Wow, that sounds awesome! I really hope you could implement this. Thank you for your help.
-
@rtw915 said in Snort Pass Lists + pfBlockerNG ingestion:
@bmeeks said in Snort Pass Lists + pfBlockerNG ingestion:
Your problem has also given me an idea for an improvement in the custom blocking module I wrote for Snort. While a true realtime FQDN-type alias is not feasible, I can have the blocking module accept pfSense aliases directly into the Pass List file. Currently, when the GUI is creating the file, it resolves the alias into IP addresses and writes those directly into the file. I am considering making the blocking module itself able to digest the alias name. Then it can do a quick search of the pf tables via a FreeBSD system call to see if an IP matches (that is, the IP is currently stored in a pf table by the firewall). So in this way, as you update aliases in pfSense, Snort could "see" those updates essentially in realtime.
Wow, that sounds awesome! I really hope you could implement this. Thank you for your help.
Something pretty much like you said you needed is coming soon. Look for the update in the pfSense DEVEL snapshots in the near future.
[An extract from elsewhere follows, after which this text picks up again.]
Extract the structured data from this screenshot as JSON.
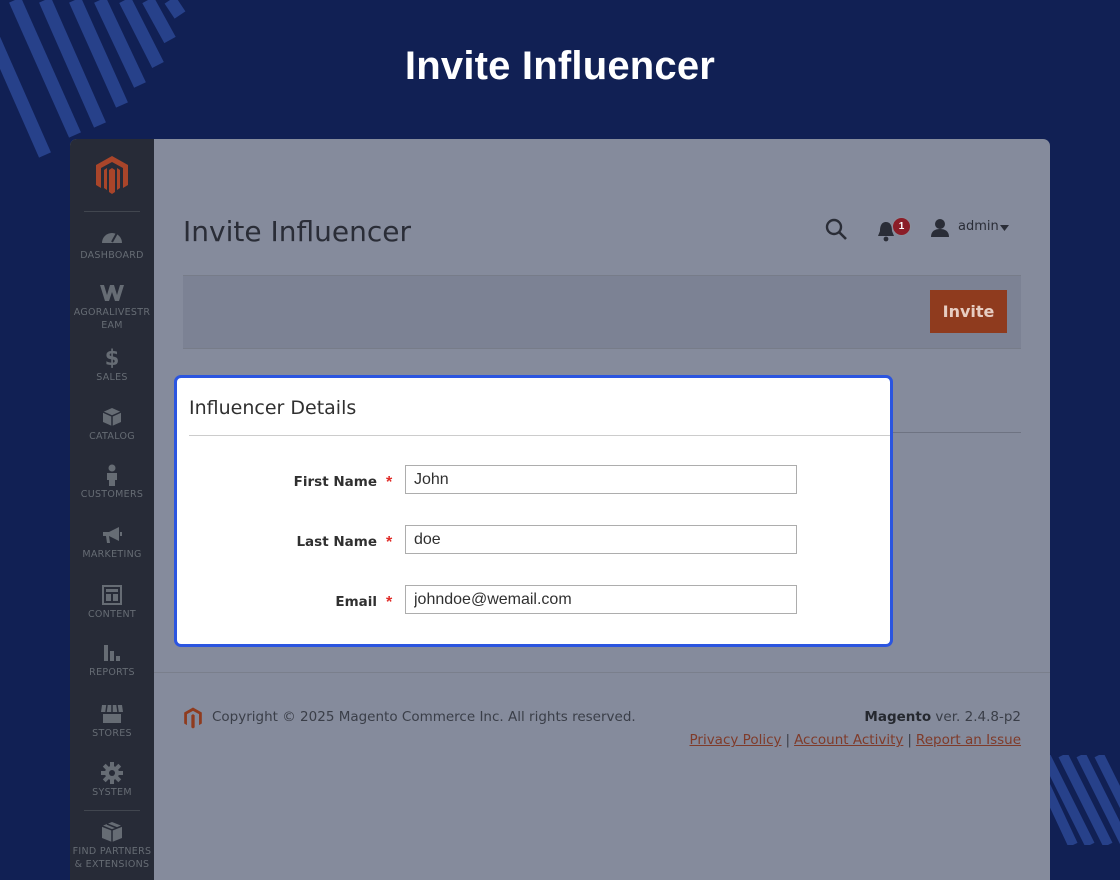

Here is a post I made describing the new feature: https://forum.netgate.com/topic/160771/new-often-requested-snort-feature-coming-soon.
-
@bmeeks said in Snort Pass Lists + pfBlockerNG ingestion:
Something pretty much like you said you needed is coming soon. Look for the update in the pfSense DEVEL snapshots in the near future. Here is a post I made describing the new feature: https://forum.netgate.com/topic/160771/new-often-requested-snort-feature-coming-soon.
Thank you so much! That looks amazing.